Understanding this formula is key to mastering derivatives. It provides a systematic approach to finding the slope of the tangent line at any point on the function.

The limit process is an essential step in finding a derivative. It's the step where we see how the function behaves as its inputs change infinitesimally.

• For our function \( f(x) = \frac{2x}{7} + 1 \), we substitute the expressions \( f(x) \) and \( f(x+h) \) into the derivative formula.
• The subtraction \( f(x+h) - f(x) \) is simplified to \( \frac{2(x+h)}{7} + 1 - \left(\frac{2x}{7} + 1\right) \).

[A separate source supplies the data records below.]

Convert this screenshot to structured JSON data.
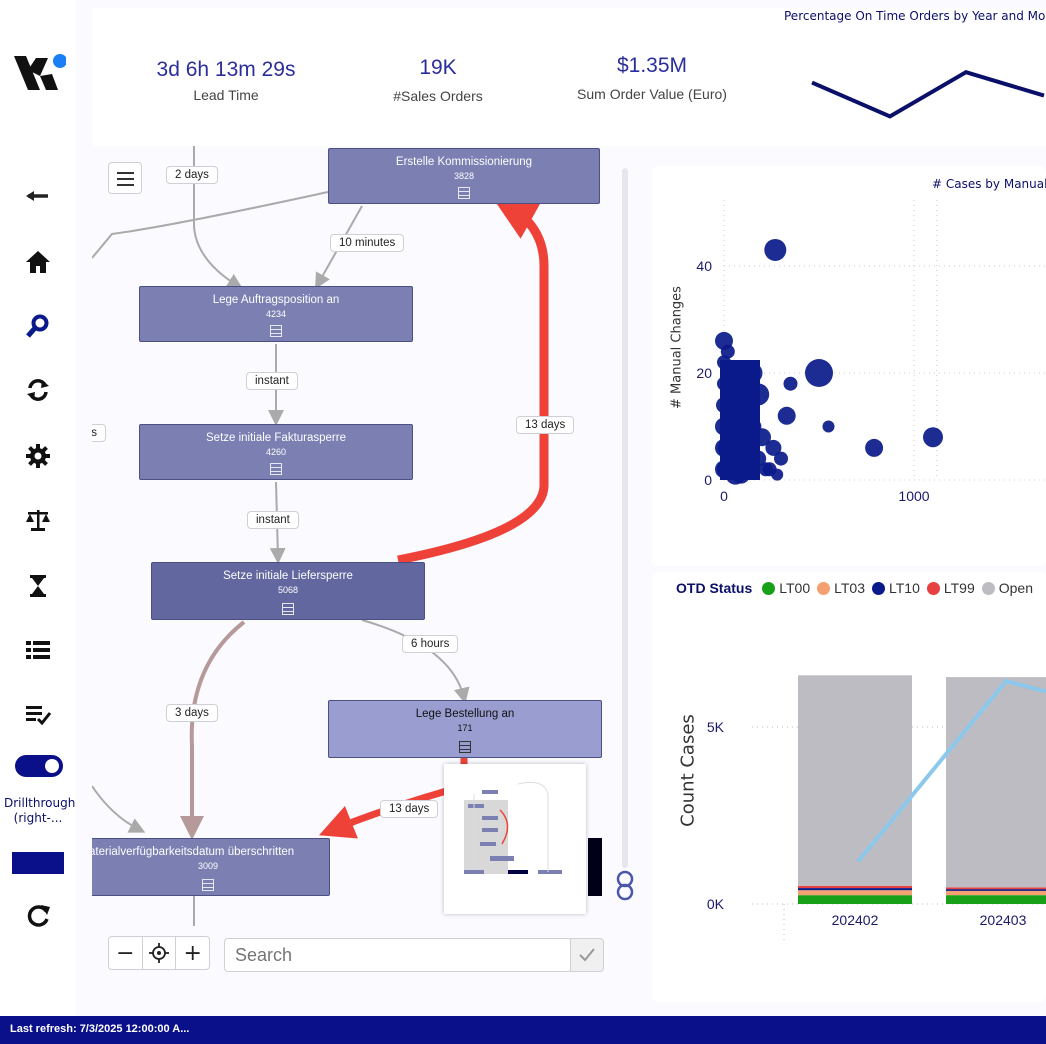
{
  "sidebar": {
    "items": [
      {
        "name": "back-arrow-icon"
      },
      {
        "name": "home-icon"
      },
      {
        "name": "search-icon"
      },
      {
        "name": "refresh-cycle-icon"
      },
      {
        "name": "gear-icon"
      },
      {
        "name": "scale-icon"
      },
      {
        "name": "hourglass-icon"
      },
      {
        "name": "table-list-icon"
      },
      {
        "name": "checklist-icon"
      }
    ],
    "drillthrough_label": "Drillthrough (right-...",
    "reload_icon": "reload-icon",
    "accent": "#0a0f8a"
  },
  "kpis": [
    {
      "value": "3d 6h 13m 29s",
      "label": "Lead Time"
    },
    {
      "value": "19K",
      "label": "#Sales Orders"
    },
    {
      "value": "$1.35M",
      "label": "Sum Order Value (Euro)"
    }
  ],
  "pct_chart": {
    "title": "Percentage On Time Orders by Year and Mo",
    "type": "line",
    "values": [
      68,
      42,
      76,
      58
    ],
    "color": "#0a0f6a"
  },
  "process_map": {
    "nodes": [
      {
        "name": "Erstelle Kommissionierung",
        "count": "3828"
      },
      {
        "name": "Lege Auftragsposition an",
        "count": "4234"
      },
      {
        "name": "Setze initiale Fakturasperre",
        "count": "4260"
      },
      {
        "name": "Setze initiale Liefersperre",
        "count": "5068"
      },
      {
        "name": "Lege Bestellung an",
        "count": "171"
      },
      {
        "name": "aterialverfügbarkeitsdatum überschritten",
        "count": "3009"
      }
    ],
    "edges": [
      "2 days",
      "10 minutes",
      "instant",
      "instant",
      "13 days",
      "6 hours",
      "3 days",
      "13 days",
      "urs"
    ],
    "search_placeholder": "Search",
    "zoom_out": "−",
    "zoom_in": "+",
    "highlight_color": "#ee4238"
  },
  "scatter": {
    "title": "# Cases by Manual",
    "ylabel": "# Manual Changes",
    "yticks": [
      "0",
      "20",
      "40"
    ],
    "xticks": [
      "0",
      "1000"
    ],
    "color": "#0a1a8a"
  },
  "otd": {
    "legend_title": "OTD Status",
    "legend": [
      {
        "name": "LT00",
        "color": "#18a018"
      },
      {
        "name": "LT03",
        "color": "#f5a070"
      },
      {
        "name": "LT10",
        "color": "#0a1a8a"
      },
      {
        "name": "LT99",
        "color": "#e84040"
      },
      {
        "name": "Open",
        "color": "#bdbcc2"
      }
    ]
  },
  "chart_data": {
    "type": "bar",
    "title": "",
    "ylabel": "Count Cases",
    "yticks": [
      "0K",
      "5K"
    ],
    "categories": [
      "202402",
      "202403"
    ],
    "series": [
      {
        "name": "LT00",
        "values": [
          250,
          250
        ]
      },
      {
        "name": "LT03",
        "values": [
          140,
          120
        ]
      },
      {
        "name": "LT10",
        "values": [
          60,
          50
        ]
      },
      {
        "name": "LT99",
        "values": [
          60,
          50
        ]
      },
      {
        "name": "Open",
        "values": [
          5950,
          5940
        ]
      }
    ],
    "line": {
      "values": [
        1200,
        6300
      ],
      "color": "#8cc8ec"
    },
    "ylim": [
      0,
      7000
    ]
  },
  "footer": {
    "last_refresh": "Last refresh: 7/3/2025 12:00:00 A..."
  }
}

This results in the expression \( \frac{2h}{7} \) as the terms involving \( x \) and constant terms cancel out. The limit is then calculated as \( \lim_{h \to 0} \frac{\frac{2h}{7}}{h} \), which simplifies to \( \frac{2}{7} \). This shows how the difference in the function values becomes very small as \( h \) approaches zero.

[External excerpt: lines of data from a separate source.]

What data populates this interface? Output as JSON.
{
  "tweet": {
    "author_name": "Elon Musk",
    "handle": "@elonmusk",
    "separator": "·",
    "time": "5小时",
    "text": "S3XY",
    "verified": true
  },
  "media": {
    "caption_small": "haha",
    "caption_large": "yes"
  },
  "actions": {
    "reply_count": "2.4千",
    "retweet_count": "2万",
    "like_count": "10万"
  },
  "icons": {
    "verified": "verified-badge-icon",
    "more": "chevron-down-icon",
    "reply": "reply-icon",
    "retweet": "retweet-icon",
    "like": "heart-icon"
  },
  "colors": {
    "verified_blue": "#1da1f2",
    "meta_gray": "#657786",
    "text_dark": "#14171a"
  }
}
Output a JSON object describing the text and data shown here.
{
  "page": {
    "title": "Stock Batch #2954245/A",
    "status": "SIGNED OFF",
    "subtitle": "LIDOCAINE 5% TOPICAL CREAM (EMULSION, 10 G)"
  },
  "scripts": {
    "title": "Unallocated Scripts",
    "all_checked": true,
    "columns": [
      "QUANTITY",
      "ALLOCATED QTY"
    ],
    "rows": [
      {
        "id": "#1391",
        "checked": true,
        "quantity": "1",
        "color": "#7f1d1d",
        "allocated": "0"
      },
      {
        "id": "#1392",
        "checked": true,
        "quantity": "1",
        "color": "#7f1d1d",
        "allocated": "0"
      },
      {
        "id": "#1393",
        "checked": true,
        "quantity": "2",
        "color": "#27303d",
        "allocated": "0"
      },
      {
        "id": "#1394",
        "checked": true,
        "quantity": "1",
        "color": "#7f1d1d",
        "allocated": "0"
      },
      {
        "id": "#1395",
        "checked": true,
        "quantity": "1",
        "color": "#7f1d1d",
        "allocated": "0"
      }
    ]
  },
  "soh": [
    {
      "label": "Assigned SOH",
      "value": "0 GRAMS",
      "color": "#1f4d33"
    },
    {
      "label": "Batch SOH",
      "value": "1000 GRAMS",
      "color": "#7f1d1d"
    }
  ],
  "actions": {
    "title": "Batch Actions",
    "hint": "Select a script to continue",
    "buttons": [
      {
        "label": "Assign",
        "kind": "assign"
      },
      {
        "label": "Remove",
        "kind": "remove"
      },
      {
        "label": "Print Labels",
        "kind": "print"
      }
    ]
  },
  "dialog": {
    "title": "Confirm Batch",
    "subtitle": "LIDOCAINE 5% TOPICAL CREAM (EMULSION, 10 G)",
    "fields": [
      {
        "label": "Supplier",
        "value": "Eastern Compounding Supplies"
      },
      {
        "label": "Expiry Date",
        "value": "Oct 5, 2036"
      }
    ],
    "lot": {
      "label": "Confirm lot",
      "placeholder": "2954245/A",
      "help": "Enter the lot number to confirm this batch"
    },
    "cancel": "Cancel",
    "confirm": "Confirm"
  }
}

Function simplification is often necessary while working with derivatives to make calculations easier. This involves algebraically reducing complex expressions to simpler forms.

• In this exercise, after substituting the expressions into the derivative formula, simplifying \( \frac{2(x+h)}{7} + 1 - \left(\frac{2x}{7} + 1\right) \) results in \( \frac{2h}{7} \).
• This involves cancelling out the constant terms and terms involving \( x \).

Such simplifications not only make the expression easier to handle but also prepare it for applying the limit process. A clear and neat simplification ensures accuracy in calculating derivatives.

When calculating derivatives, sometimes you find a special case where the derivative is a constant value. This means that the rate of change of the function is uniform regardless of \( x \).

• For the function \( f(x) = \frac{2x}{7} + 1 \), after completing the limit process, we found that \( f'(x) \) is \( \frac{2}{7} \).
• This indicates a constant derivative, representing a straight-line slope for the linear function given.

A constant derivative tells us that the function's rate of change does not depend on \( x \), providing a straightforward understanding of linear functions in calculus. This makes constant derivatives a perfect example of uniform changes across an input range.